Dolmant smiled faintly ‘Come to my house tomorrow, Sparhawk. We’ll go over your testimony together.’
‘Is that altogether legal, your Grace?’ Sparhawk asked.
‘I won’t ask you to lie under oath, Sparhawk. All I want to do is suggest to you how you should phrase your answers to certain questions.’ He smiled again. ‘I don’t want you to surprise me when we’re before the Hierocracy. I hate surprises.’
‘All right then, your Grace,’ Sparhawk agreed.
They rode on down the hill to the great bronze gates of the holy city The guards there saluted Dolmant and let them all pass without question. Beyond the gate lay a broad street that could only be called a boulevard. Huge houses stood on either side, seeming almost to shoulder at each other in their eagerness to command the undivided attention of passers-by. The street teemed with people. Although many of them wore the drab smocks of workmen, the vast majority were garbed in sombre, ecclesiastical black.
‘Is everybody here a churchman?’ Talen asked. The boy’s eyes were wide as the sights of Chyrellos overwhelmed him. The cynical young thief from the back alleys of Cimmura had finally seen something he could not shrug off.
‘Hardly,’ Kalten
replied, ‘but in Chyrellos one commands a bit more respect if he’s thought to be affiliated with the Church, so everybody wears black.’
‘Frankly, I wouldn’t mind seeing a bit more colour in the streets of Chyrellos,’ Dolmant said. ‘All this unrelieved black depresses me.’

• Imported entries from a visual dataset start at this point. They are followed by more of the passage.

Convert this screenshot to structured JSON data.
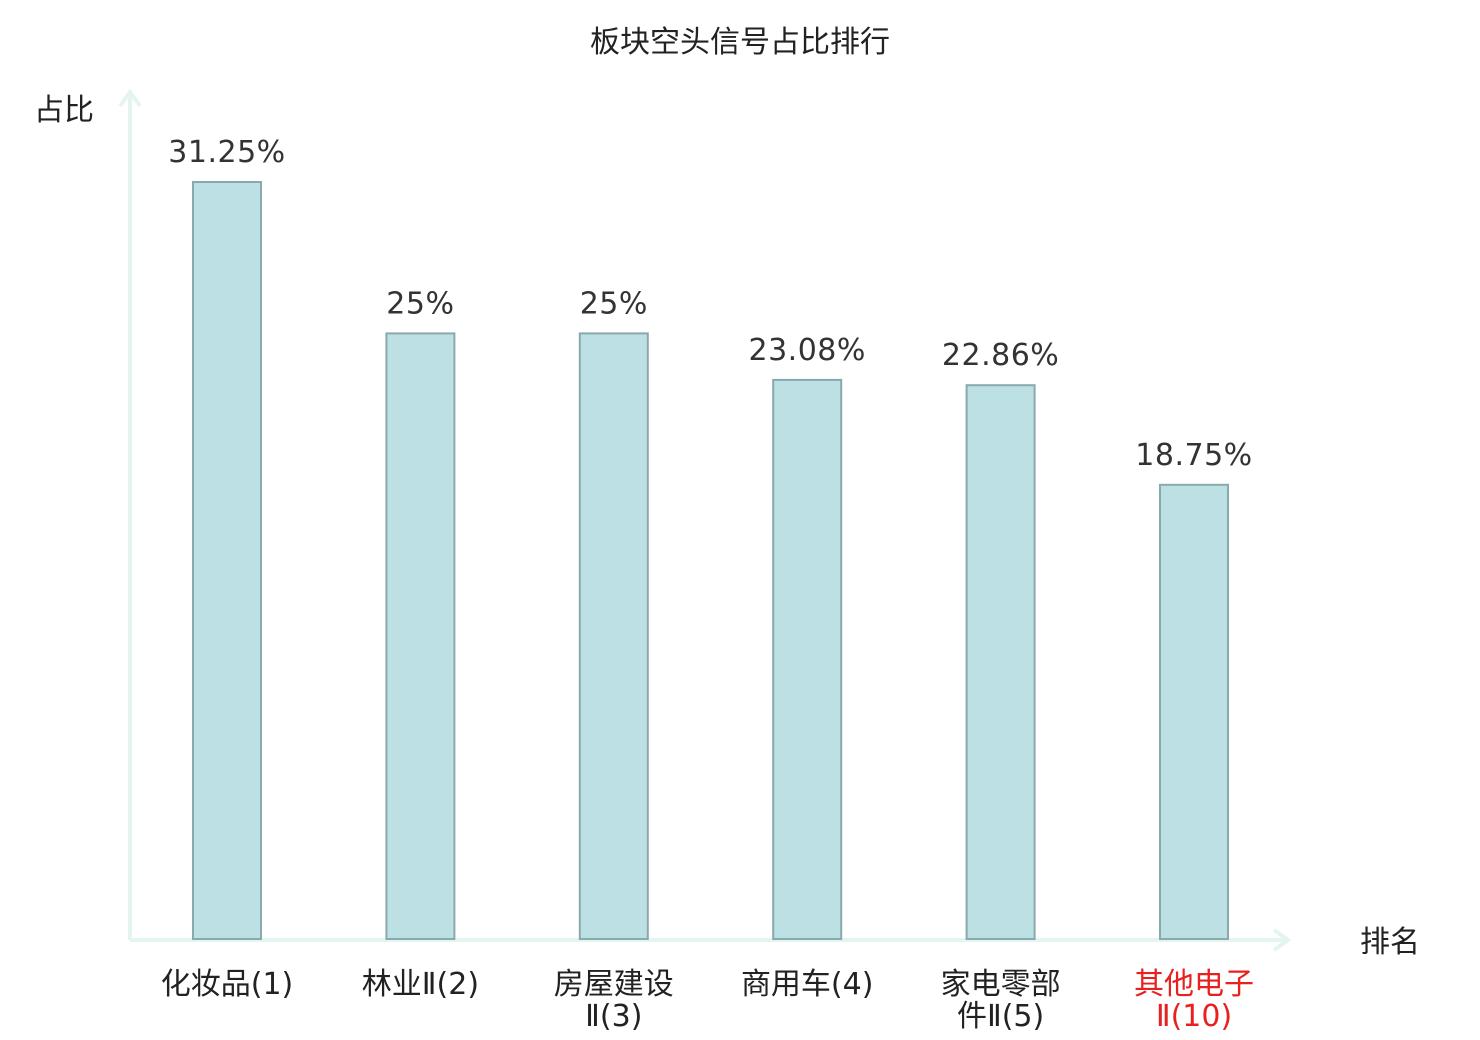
{
  "chart_data": {
    "type": "bar",
    "title": "板块空头信号占比排行",
    "xlabel": "排名",
    "ylabel": "占比",
    "categories": [
      [
        "化妆品(1)"
      ],
      [
        "林业Ⅱ(2)"
      ],
      [
        "房屋建设",
        "Ⅱ(3)"
      ],
      [
        "商用车(4)"
      ],
      [
        "家电零部",
        "件Ⅱ(5)"
      ],
      [
        "其他电子",
        "Ⅱ(10)"
      ]
    ],
    "values": [
      31.25,
      25,
      25,
      23.08,
      22.86,
      18.75
    ],
    "value_labels": [
      "31.25%",
      "25%",
      "25%",
      "23.08%",
      "22.86%",
      "18.75%"
    ],
    "highlight_index": 5,
    "ylim": [
      0,
      32
    ],
    "grid": false,
    "colors": {
      "bar_fill": "#bce0e3",
      "bar_stroke": "#8aa9ac",
      "axis": "#e3f4f1",
      "text": "#222222",
      "highlight_text": "#e8201f"
    }
  }
}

‘Why not start a new trend then, your Grace?’ Kalten suggested. ‘The next time you present yourself at the Basilica, wear a pink cassock—or maybe emerald green. You’d look very nice in green.’

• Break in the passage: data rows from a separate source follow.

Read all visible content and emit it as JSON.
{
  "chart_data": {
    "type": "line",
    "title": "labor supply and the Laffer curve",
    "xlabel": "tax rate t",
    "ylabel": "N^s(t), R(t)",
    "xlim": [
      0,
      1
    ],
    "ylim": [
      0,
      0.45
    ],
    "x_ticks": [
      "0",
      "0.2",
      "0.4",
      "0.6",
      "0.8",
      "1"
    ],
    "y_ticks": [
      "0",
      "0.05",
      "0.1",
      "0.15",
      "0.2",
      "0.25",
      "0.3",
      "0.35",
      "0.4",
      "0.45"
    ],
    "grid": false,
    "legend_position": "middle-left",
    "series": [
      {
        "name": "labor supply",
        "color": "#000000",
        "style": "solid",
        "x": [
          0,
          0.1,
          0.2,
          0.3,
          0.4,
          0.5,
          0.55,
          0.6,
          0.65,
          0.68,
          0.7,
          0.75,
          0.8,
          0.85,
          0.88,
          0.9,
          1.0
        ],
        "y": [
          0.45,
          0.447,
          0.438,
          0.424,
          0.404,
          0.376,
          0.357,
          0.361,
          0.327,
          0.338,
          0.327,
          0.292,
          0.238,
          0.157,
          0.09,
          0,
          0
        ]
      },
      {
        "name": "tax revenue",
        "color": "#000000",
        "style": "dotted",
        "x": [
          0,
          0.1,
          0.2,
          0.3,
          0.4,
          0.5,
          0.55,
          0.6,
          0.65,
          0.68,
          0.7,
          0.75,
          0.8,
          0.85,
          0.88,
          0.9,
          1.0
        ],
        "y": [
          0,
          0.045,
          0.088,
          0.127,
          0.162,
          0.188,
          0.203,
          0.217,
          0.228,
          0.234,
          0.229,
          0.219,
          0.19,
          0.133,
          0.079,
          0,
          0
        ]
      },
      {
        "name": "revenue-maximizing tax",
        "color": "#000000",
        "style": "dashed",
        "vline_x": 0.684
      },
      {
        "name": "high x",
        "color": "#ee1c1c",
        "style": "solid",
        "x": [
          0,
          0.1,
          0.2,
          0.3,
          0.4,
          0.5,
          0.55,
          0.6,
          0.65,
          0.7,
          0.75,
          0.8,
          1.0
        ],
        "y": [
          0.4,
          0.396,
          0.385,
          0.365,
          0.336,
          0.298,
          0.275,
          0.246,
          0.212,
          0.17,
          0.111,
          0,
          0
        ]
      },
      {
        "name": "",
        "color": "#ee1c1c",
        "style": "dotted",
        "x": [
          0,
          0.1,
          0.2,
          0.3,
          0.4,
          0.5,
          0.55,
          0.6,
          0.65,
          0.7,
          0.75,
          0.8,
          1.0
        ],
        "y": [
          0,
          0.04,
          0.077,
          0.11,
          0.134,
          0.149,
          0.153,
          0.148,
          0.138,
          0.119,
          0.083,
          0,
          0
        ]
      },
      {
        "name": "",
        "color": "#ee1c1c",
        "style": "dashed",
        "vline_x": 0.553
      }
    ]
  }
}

‘The dome would collapse if I did,’ Dolmant said wryly.
The patriarch’s house, unlike the palaces of most other high churchmen, was simple and unadorned. It was set slightly back from the street and was surrounded by well-trimmed shrubs and an iron fence.
‘We’ll go on to the chapterhouse then, your Grace,’ Sparhawk said as they stopped at Dolmant’s gate.
The patriarch nodded. ‘And I’ll see you tomorrow.’
Sparhawk saluted and then led the others on down the street.
‘He’s a good man, isn’t he?’ Kalten said.
‘One of the best,’ Sparhawk replied. ‘The church is lucky to have him.’
The chapterhouse of the Pandion Knights in Chyrellos was a bleak-looking stone building on a little-travelled side street. Although it was not moated as was the one in Cimmura, it was nonetheless surrounded by a high wall and blocked off from the street by a formidable gate. Sparhawk went through the ritual which gained them entry, and they dismounted in the courtyard. The governor of the chapterhouse, a stout man named Nashan, came bustling down the stairs to greet them. ‘Our house is honoured, Sir Sparhawk,’ he said, clasping the big knight’s hand. ‘How did things turn out in Cimmura?’
‘We managed to pull Annias’ teeth,’ Sparhawk replied.
‘How did he take it?’
‘He looked a little sick.’
‘Good.’ Nashan turned to Sephrenia. ‘Welcome, little mother,’ he greeted her, kissing both her palms.